In the recently released Netflix documentary series, Losers, an episode titled Stone Cold offers the story on how Ryan changed the game of curling forever after suffering a heartbreaking loss at the Canadian curling championship in 1985.
Ryan, who now calls Kelowna home, represented Team Alberta throughout his curling career starting from 1979, and won three Briar championships.
The Netflix episode, which features Kelowna landmarks like the Kelowna Curling Club and the WR Bennett Bridge, focuses on Ryan’s rise from a wild second place finish at the 1985 Briar, which he lost to curling legend Al Hackner of Northern Ontario, to when Ryan and his team changed the “boring” game forever.
After the loss in 1985, Ryan was determined to win and implemented new tactics which decreased the amount of scoring and increased the “exciting” play in the game. Three years later, Ryan returned to the Briar with his new rink and tactics and won the championships with ease, but the result of their stratagems would expedite a massive change to the game.

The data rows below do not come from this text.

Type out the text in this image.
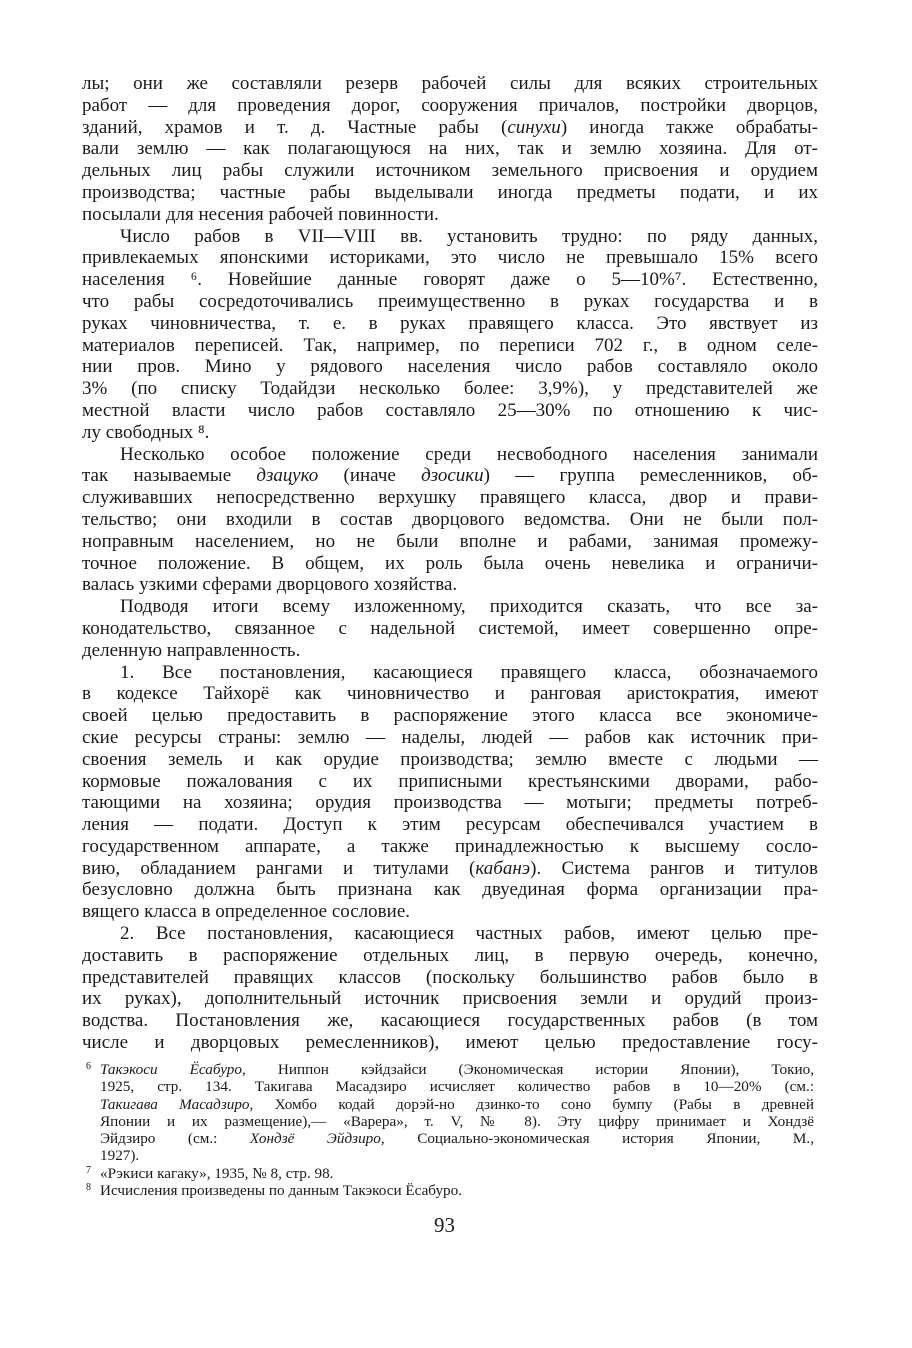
лы; они же составляли резерв рабочей силы для всяких строительных
работ — для проведения дорог, сооружения причалов, постройки дворцов,
зданий, храмов и т. д. Частные рабы (синухи) иногда также обрабаты-
вали землю — как полагающуюся на них, так и землю хозяина. Для от-
дельных лиц рабы служили источником земельного присвоения и орудием
производства; частные рабы выделывали иногда предметы подати, и их
посылали для несения рабочей повинности.
Число рабов в VII—VIII вв. установить трудно: по ряду данных,
привлекаемых японскими историками, это число не превышало 15% всего
населения ⁶. Новейшие данные говорят даже о 5—10%⁷. Естественно,
что рабы сосредоточивались преимущественно в руках государства и в
руках чиновничества, т. е. в руках правящего класса. Это явствует из
материалов переписей. Так, например, по переписи 702 г., в одном селе-
нии пров. Мино у рядового населения число рабов составляло около
3% (по списку Тодайдзи несколько более: 3,9%), у представителей же
местной власти число рабов составляло 25—30% по отношению к чис-
лу свободных ⁸.
Несколько особое положение среди несвободного населения занимали
так называемые дзацуко (иначе дзосики) — группа ремесленников, об-
служивавших непосредственно верхушку правящего класса, двор и прави-
тельство; они входили в состав дворцового ведомства. Они не были пол-
ноправным населением, но не были вполне и рабами, занимая промежу-
точное положение. В общем, их роль была очень невелика и ограничи-
валась узкими сферами дворцового хозяйства.
Подводя итоги всему изложенному, приходится сказать, что все за-
конодательство, связанное с надельной системой, имеет совершенно опре-
деленную направленность.
1. Все постановления, касающиеся правящего класса, обозначаемого
в кодексе Тайхорё как чиновничество и ранговая аристократия, имеют
своей целью предоставить в распоряжение этого класса все экономиче-
ские ресурсы страны: землю — наделы, людей — рабов как источник при-
своения земель и как орудие производства; землю вместе с людьми —
кормовые пожалования с их приписными крестьянскими дворами, рабо-
тающими на хозяина; орудия производства — мотыги; предметы потреб-
ления — подати. Доступ к этим ресурсам обеспечивался участием в
государственном аппарате, а также принадлежностью к высшему сосло-
вию, обладанием рангами и титулами (кабанэ). Система рангов и титулов
безусловно должна быть признана как двуединая форма организации пра-
вящего класса в определенное сословие.
2. Все постановления, касающиеся частных рабов, имеют целью пре-
доставить в распоряжение отдельных лиц, в первую очередь, конечно,
представителей правящих классов (поскольку большинство рабов было в
их руках), дополнительный источник присвоения земли и орудий произ-
водства. Постановления же, касающиеся государственных рабов (в том
числе и дворцовых ремесленников), имеют целью предоставление госу-
6 Такэкоси Ёсабуро, Ниппон кэйдзайси (Экономическая истории Японии), Токио,
1925, стр. 134. Такигава Масадзиро исчисляет количество рабов в 10—20% (см.:
Такигава Масадзиро, Хомбо кодай дорэй-но дзинко-то соно бумпу (Рабы в древней
Японии и их размещение),— «Варера», т. V, № 8). Эту цифру принимает и Хондзё
Эйдзиро (см.: Хондзё Эйдзиро, Социально-экономическая история Японии, М.,
1927).
7 «Рэкиси кагаку», 1935, № 8, стр. 98.
8 Исчисления произведены по данным Такэкоси Ёсабуро.
93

The tactics Ryan used, which earned him and his rink the nickname the Ryan Express, were not-so-well-liked by the long-standing fans of the Canadian curling community.
In 1993, changes were made to the rules to make Ryan’s style illegal with the free-guard zone rule, which has helped make curling into the exciting and massively grown sport it is today.
Ryan, a once loser of the biggest curling championship in Canada, has transitioned into part of curling’s folklore where his winning ways were once determined to be “too boring.”